My curiosity was aroused and I checked the pedigrees of Martha, Carole and Robert as well (instead of his earliest direct maternal ancestor, he accidentally entered his earliest ancestor of all). The female line of Martha’s pedigree came to an end with Marie Rosalie Poirier, born in 1810. Carole did not list her earliest ancestor, but there was a pedigree linked to her profile. She was able to track down her direct maternal line to Jeanne Voisy, born in 1612. With a little research on my own in the databases of Ancestry, I managed to expand the lines of Martha and Robert further back and came to a very interesting result:
The direct female ancestors of four of my matches all go back to the same woman – Marie Bruyère dit Brière, born 1604 in France. The source about her daughter Marie Lorgueil had mentioned something about “La Grande Recrue” and caught my interest. After a few clicks on Google, I suddenly found myself in the midst of Canadian founding history. Marie Lorgueil was one of the first women to leave France for a new life in Canada and became the female line ancestor of hundreds of thousands of French Canadians, four of them turning up on my mtDNA match list. How fascinating!

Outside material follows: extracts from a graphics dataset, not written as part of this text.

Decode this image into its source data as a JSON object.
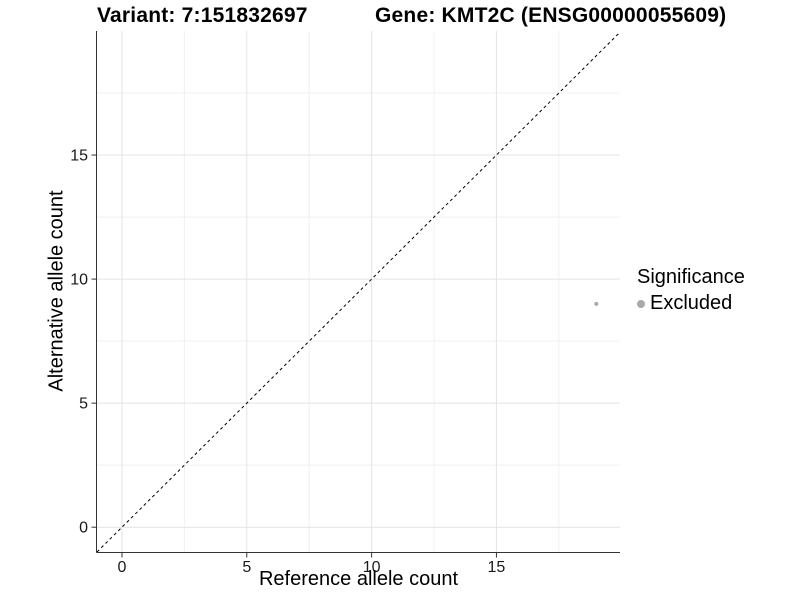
{
  "chart_data": {
    "type": "scatter",
    "title_parts": [
      "Variant: 7:151832697",
      "Gene: KMT2C (ENSG00000055609)"
    ],
    "xlabel": "Reference allele count",
    "ylabel": "Alternative allele count",
    "xlim": [
      -1,
      19.95
    ],
    "ylim": [
      -1,
      20
    ],
    "x_ticks": [
      0,
      5,
      10,
      15
    ],
    "y_ticks": [
      0,
      5,
      10,
      15
    ],
    "x_minor_ticks": [
      2.5,
      7.5,
      12.5,
      17.5
    ],
    "y_minor_ticks": [
      2.5,
      7.5,
      12.5,
      17.5
    ],
    "grid": true,
    "legend_title": "Significance",
    "legend_position": "right-center",
    "identity_line": {
      "style": "dashed",
      "slope": 1,
      "intercept": 0,
      "color": "#000000"
    },
    "series": [
      {
        "name": "Excluded",
        "color": "#a9a9a9",
        "points": [
          {
            "x": 19,
            "y": 9
          }
        ],
        "point_radius": 2
      }
    ]
  },
  "style": {
    "grid_major": "#e4e4e4",
    "grid_minor": "#f0f0f0",
    "axis_line": "#333333",
    "tick_mark": "#333333",
    "tick_label": "#1a1a1a",
    "background": "#ffffff"
  }
}
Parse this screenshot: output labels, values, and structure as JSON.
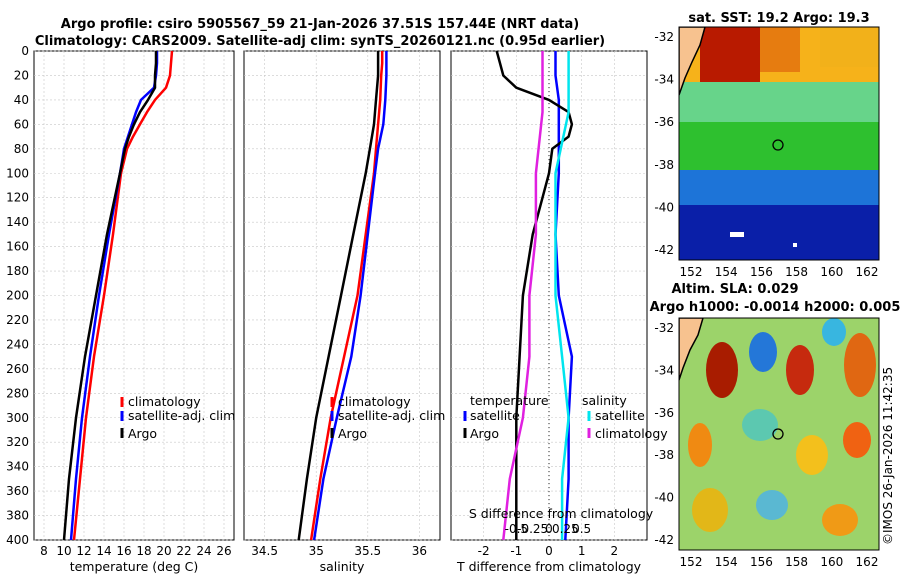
{
  "header": {
    "title_line1": "Argo profile: csiro 5905567_59 21-Jan-2026 37.51S 157.44E (NRT data)",
    "title_line2": "Climatology: CARS2009. Satellite-adj clim: synTS_20260121.nc (0.95d earlier)"
  },
  "sst_map": {
    "title": "sat. SST: 19.2 Argo: 19.3",
    "lat_ticks": [
      "-32",
      "-34",
      "-36",
      "-38",
      "-40",
      "-42"
    ],
    "lon_ticks": [
      "152",
      "154",
      "156",
      "158",
      "160",
      "162"
    ]
  },
  "sla_map": {
    "title_line1": "Altim. SLA: 0.029",
    "title_line2": "Argo h1000: -0.0014 h2000: 0.005",
    "lat_ticks": [
      "-32",
      "-34",
      "-36",
      "-38",
      "-40",
      "-42"
    ],
    "lon_ticks": [
      "152",
      "154",
      "156",
      "158",
      "160",
      "162"
    ]
  },
  "credit": "©IMOS 26-Jan-2026 11:42:35",
  "colors": {
    "climatology": "#ff0000",
    "satellite": "#0000ff",
    "argo": "#000000",
    "t_diff": "#0000ff",
    "s_diff_sat": "#00e5ee",
    "s_diff_clim": "#e020e0"
  },
  "chart_data": [
    {
      "type": "line",
      "name": "temperature",
      "xlabel": "temperature (deg C)",
      "ylabel": "",
      "xlim": [
        7,
        27
      ],
      "ylim": [
        400,
        0
      ],
      "xticks": [
        8,
        10,
        12,
        14,
        16,
        18,
        20,
        22,
        24,
        26
      ],
      "yticks": [
        0,
        20,
        40,
        60,
        80,
        100,
        120,
        140,
        160,
        180,
        200,
        220,
        240,
        260,
        280,
        300,
        320,
        340,
        360,
        380,
        400
      ],
      "legend": [
        "climatology",
        "satellite-adj. clim",
        "Argo"
      ],
      "series": [
        {
          "name": "climatology",
          "depth": [
            0,
            10,
            20,
            30,
            40,
            50,
            60,
            70,
            80,
            100,
            150,
            200,
            250,
            300,
            350,
            400
          ],
          "values": [
            20.8,
            20.7,
            20.6,
            20.2,
            19.1,
            18.3,
            17.6,
            16.9,
            16.3,
            15.7,
            14.9,
            14.0,
            13.0,
            12.2,
            11.6,
            11.0
          ]
        },
        {
          "name": "satellite-adj. clim",
          "depth": [
            0,
            10,
            20,
            30,
            40,
            50,
            60,
            70,
            80,
            100,
            150,
            200,
            250,
            300,
            350,
            400
          ],
          "values": [
            19.3,
            19.3,
            19.2,
            19.0,
            17.7,
            17.2,
            16.8,
            16.4,
            16.0,
            15.6,
            14.5,
            13.5,
            12.6,
            11.8,
            11.2,
            10.7
          ]
        },
        {
          "name": "Argo",
          "depth": [
            0,
            10,
            20,
            30,
            40,
            50,
            60,
            70,
            80,
            100,
            150,
            200,
            250,
            300,
            350,
            400
          ],
          "values": [
            19.2,
            19.2,
            19.1,
            19.1,
            18.4,
            17.6,
            17.0,
            16.5,
            16.1,
            15.6,
            14.3,
            13.2,
            12.1,
            11.2,
            10.5,
            10.0
          ]
        }
      ]
    },
    {
      "type": "line",
      "name": "salinity",
      "xlabel": "salinity",
      "xlim": [
        34.3,
        36.2
      ],
      "ylim": [
        400,
        0
      ],
      "xticks": [
        34.5,
        35,
        35.5,
        36
      ],
      "legend": [
        "climatology",
        "satellite-adj. clim",
        "Argo"
      ],
      "series": [
        {
          "name": "climatology",
          "depth": [
            0,
            10,
            20,
            40,
            60,
            80,
            100,
            150,
            200,
            250,
            300,
            350,
            400
          ],
          "values": [
            35.64,
            35.64,
            35.63,
            35.62,
            35.6,
            35.58,
            35.56,
            35.48,
            35.4,
            35.27,
            35.14,
            35.04,
            34.95
          ]
        },
        {
          "name": "satellite-adj. clim",
          "depth": [
            0,
            10,
            20,
            40,
            60,
            80,
            100,
            150,
            200,
            250,
            300,
            350,
            400
          ],
          "values": [
            35.68,
            35.68,
            35.68,
            35.67,
            35.65,
            35.6,
            35.57,
            35.5,
            35.43,
            35.34,
            35.2,
            35.07,
            34.98
          ]
        },
        {
          "name": "Argo",
          "depth": [
            0,
            10,
            20,
            40,
            60,
            80,
            100,
            150,
            200,
            250,
            300,
            350,
            400
          ],
          "values": [
            35.6,
            35.6,
            35.6,
            35.58,
            35.56,
            35.52,
            35.48,
            35.36,
            35.24,
            35.12,
            35.0,
            34.91,
            34.83
          ]
        }
      ]
    },
    {
      "type": "line",
      "name": "difference",
      "xlabel": "T difference from climatology",
      "xlabel_top": "S difference from climatology",
      "xlim": [
        -3,
        3
      ],
      "ylim": [
        400,
        0
      ],
      "xticks": [
        -2,
        -1,
        0,
        1,
        2
      ],
      "xticks_top": [
        "-0.5",
        "-0.25",
        "0",
        "0.25",
        "0.5"
      ],
      "legend_temperature_title": "temperature",
      "legend_salinity_title": "salinity",
      "legend_temperature": [
        "satellite",
        "Argo"
      ],
      "legend_salinity": [
        "satellite",
        "climatology"
      ],
      "series": [
        {
          "name": "T satellite",
          "depth": [
            0,
            20,
            40,
            60,
            80,
            100,
            150,
            200,
            250,
            300,
            350,
            400
          ],
          "values": [
            0.2,
            0.2,
            0.3,
            0.3,
            0.3,
            0.3,
            0.2,
            0.3,
            0.7,
            0.6,
            0.6,
            0.5
          ]
        },
        {
          "name": "T Argo",
          "depth": [
            0,
            10,
            20,
            30,
            40,
            50,
            60,
            70,
            80,
            100,
            150,
            200,
            250,
            300,
            350,
            400
          ],
          "values": [
            -1.6,
            -1.5,
            -1.4,
            -1.0,
            0.0,
            0.6,
            0.7,
            0.6,
            0.1,
            0.0,
            -0.5,
            -0.8,
            -0.9,
            -1.0,
            -1.0,
            -1.0
          ]
        },
        {
          "name": "S satellite",
          "depth": [
            0,
            50,
            100,
            150,
            200,
            250,
            300,
            350,
            400
          ],
          "values": [
            0.3,
            0.3,
            0.1,
            0.1,
            0.1,
            0.2,
            0.3,
            0.2,
            0.2
          ]
        },
        {
          "name": "S climatology",
          "depth": [
            0,
            50,
            100,
            150,
            200,
            250,
            300,
            350,
            400
          ],
          "values": [
            -0.1,
            -0.1,
            -0.2,
            -0.2,
            -0.3,
            -0.3,
            -0.4,
            -0.6,
            -0.7
          ]
        }
      ]
    }
  ]
}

And what about Carole and me? Our lines are not incorrect; even though we are not descended from Marie Lorgueil like the others, we have a common female ancestor with her, who we still need to look for further back in time. Most likely in France. Most certainly more than 400 years ago.
The fact that four descendants of three different daughters of Marie Lorgueil are a genetic match to each other is a very strong evidence for the accuracy of the paper research. Since the testees are very distant cousins, an autosomal test would not have been very useful in this case. There would be a small possibility for an autosomal match between Robert and Daniel, but not with the others.
Herein lies the biggest advantage of an mtDNA test for genealogists – to confirm or reject theories of a more distant relationship on the direct maternal line. For example, to confirm my descent from Katharina Neckermann, I have to find someone for an mtDNA test who is descended from her other daughter, Elisabeth Ruckmesser.
This has already been done for a long time with historical personalities. Philip Mountbatten, the consort of Queen Elizabeth II of England, was a key figure in the identification of the remains of the Russian imperial family found in 1997. Czarina Alexandra was the sister of his maternal grandmother, Victoria of Hesse-Darmstadt. (Their maternal grandmother was none other than Queen Victoria.) Likewise, the bones of Richard III (1452-1485) found under a parking lot in Leicester in 2012 were confirmed by an mtDNA test of his living relatives, descendants of his sister Anne of York.
History in itself can be personalized in a certain way by taking an mtDNA test (the same applies for a Y-DNA test). In our history lessons we learn the names of many significant people without ever thinking that these people could have been our distant relatives or ancestors. According to the calculation of the mathematician Joseph Chang in 1999, every European today has a common ancestor who lived around 1400. Therefore, when we research our family tree further back in time, our ancestors stop doubling with every generation at some point. The ancestors become fewer again, because sooner or later some people begin to turn up several times in our pedigree – because there were fewer people back then than there are today.
So the question is not whether you are related to an important historical person, but to whom – Petrarch, Marie Antoinette or Abraham Lincoln? Their mtDNA haplogroups and the ones of many other famous names are known today. How about a DNA test?